Crédit photo : Juliano Costa

Quatre groupes de radio basés aux États-Unis, exploitant au total 15 stations, ont été accusés de diffuser la musique des membres de l’ASCAP sans paiement ni licence.

Quatre groupes de radio implantés à Dakota du Sud, IndianaMississippi et New Hampshire ont été accusés d’avoir refusé à plusieurs reprises de renouveler leurs licences pour diffuser de la musique par des membres de l’American Society of Composers, Authors, and Publishers (ASCAP) pendant plusieurs années. En conséquence, l’ASCAP a mis fin à ses accords et est poursuit maintenant un litige.
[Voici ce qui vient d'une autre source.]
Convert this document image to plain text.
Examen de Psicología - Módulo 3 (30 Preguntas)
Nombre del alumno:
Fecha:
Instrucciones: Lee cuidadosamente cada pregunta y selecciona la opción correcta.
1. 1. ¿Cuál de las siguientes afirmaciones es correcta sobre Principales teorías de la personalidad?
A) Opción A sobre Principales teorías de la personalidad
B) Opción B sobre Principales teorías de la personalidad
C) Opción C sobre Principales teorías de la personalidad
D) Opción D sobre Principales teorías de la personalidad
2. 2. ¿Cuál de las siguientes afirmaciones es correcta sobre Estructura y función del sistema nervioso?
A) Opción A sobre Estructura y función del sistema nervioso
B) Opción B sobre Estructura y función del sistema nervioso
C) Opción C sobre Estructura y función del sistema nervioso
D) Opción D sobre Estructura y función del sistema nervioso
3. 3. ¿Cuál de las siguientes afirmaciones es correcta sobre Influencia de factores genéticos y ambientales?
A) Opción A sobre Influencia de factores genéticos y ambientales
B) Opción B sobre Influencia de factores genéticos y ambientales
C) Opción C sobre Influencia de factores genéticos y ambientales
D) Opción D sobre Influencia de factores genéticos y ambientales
Les groupes de radio sont Haugo Broadcasting dans le Dakota du Sud, Spoon River Media dans l’Indiana, Taylor Communications dans le Mississippi et Barry Lunderville Radio dans le New Hampshire. Les quatre groupes exploitent à eux deux un total de 15 stations.

« Nous ne prenons pas de mesures juridiques à la légère », a déclaré Clara Kim, vice-présidente exécutive d’ASCAP et directrice des affaires juridiques et commerciales. « Lorsqu’une station refuse de payer pour la musique qui rend son activité possible, nous avons la responsabilité d’agir envers nos membres. »
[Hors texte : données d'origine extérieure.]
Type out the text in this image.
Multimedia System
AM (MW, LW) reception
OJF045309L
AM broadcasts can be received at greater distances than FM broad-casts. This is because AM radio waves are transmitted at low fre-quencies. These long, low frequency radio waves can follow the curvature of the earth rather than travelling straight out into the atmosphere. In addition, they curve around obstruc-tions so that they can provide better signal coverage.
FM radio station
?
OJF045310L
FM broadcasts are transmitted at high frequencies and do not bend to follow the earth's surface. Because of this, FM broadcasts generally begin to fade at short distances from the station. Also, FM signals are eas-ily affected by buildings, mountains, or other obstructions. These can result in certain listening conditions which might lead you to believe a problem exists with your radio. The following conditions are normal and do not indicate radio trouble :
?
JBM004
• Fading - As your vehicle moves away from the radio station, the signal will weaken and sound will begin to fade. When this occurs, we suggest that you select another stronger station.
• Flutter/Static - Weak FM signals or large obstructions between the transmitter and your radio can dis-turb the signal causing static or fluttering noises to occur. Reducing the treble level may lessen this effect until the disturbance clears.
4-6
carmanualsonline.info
La loi fédérale sur le droit d’auteur oblige les radiodiffuseurs à obtenir l’autorisation des titulaires des droits d’auteur avant de diffuser leur musique. La plupart des radiodiffuseurs aux États-Unis accordent des licences pour la musique qu’ils utilisent dans le cadre d’un accord entre l’ASCAP et le Radio Music Licensing Committee (RMLC), qui accorde des licences générales négociées par l’industrie aux stations de radio et donne accès à plus de 20 millions d’œuvres du répertoire de l’ASCAP pour un tarif calculé comme un petit pourcentage des revenus de la station.

Malgré les efforts de l’ASCAP pour travailler avec les radiodiffuseurs susmentionnés afin de trouver une solution, les quatre groupes de stations accusés auraient diffusé de la musique écrite et publiée par les membres de l’ASCAP sans autorisation ni paiement au cours des dernières années. L’ASCAP a déclaré qu’elle n’avait d’autre choix que de mettre fin aux licences des radiodiffuseurs et de poursuivre en justice.
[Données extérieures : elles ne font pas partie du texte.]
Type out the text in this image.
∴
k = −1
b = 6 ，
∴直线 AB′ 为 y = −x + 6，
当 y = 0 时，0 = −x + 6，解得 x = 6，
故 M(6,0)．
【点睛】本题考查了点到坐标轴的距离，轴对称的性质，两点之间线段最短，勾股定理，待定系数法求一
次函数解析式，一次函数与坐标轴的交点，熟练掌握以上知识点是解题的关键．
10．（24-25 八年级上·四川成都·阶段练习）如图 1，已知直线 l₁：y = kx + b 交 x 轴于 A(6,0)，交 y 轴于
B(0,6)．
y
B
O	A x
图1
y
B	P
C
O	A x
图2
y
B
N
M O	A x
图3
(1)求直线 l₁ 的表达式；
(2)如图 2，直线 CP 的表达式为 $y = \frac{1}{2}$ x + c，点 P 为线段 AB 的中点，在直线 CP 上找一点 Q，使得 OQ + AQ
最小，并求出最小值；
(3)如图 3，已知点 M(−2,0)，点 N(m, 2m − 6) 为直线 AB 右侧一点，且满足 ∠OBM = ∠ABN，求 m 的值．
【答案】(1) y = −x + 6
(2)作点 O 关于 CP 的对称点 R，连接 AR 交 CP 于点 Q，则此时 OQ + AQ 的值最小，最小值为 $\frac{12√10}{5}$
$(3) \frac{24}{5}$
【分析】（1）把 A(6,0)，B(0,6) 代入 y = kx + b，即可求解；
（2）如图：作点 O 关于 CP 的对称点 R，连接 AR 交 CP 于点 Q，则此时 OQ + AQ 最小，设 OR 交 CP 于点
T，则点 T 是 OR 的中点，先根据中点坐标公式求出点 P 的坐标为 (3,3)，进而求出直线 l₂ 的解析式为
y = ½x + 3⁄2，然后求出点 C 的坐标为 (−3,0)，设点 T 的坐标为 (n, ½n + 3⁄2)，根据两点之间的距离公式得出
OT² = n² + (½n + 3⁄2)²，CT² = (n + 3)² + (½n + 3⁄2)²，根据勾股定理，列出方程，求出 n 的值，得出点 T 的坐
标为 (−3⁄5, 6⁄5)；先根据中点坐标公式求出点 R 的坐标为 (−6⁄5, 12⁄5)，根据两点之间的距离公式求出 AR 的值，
“La musique est l’élément vital de la radio, et l’écrasante majorité des stations de radio respectent la loi. En tant qu’auteurs-compositeurs et auteurs-compositeurs, nous gagnons notre vie grâce à notre travail créatif, et la musique est notre moyen de mettre de la nourriture sur la table, de payer le loyer et de subvenir aux besoins de nos familles. Les propriétaires de stations de radio savent qu’une licence globale de l’ASCAP leur permet d’offrir de la musique légalement, efficacement et à un prix raisonnable, tout en rémunérant les créateurs de musique de manière féerique”, a déclaré Paul Williams, président du conseil d’administration, président et auteur-compositeur de l’ASCAP.

L’ASCAP représente plus de 1,1 million d’auteurs-compositeurs et d’éditeurs de musique. L’association veille à ce que ses membres puissent vivre de leur art en accordant des licences pour les représentations publiques de leurs chansons, en collectant ces droits de licence et en distribuant des redevances à ses membres. Environ 90 % des droits de licence perçus par l’ASCAP sont versés à ses auteurs-compositeurs et éditeurs de musique sous forme de redevances.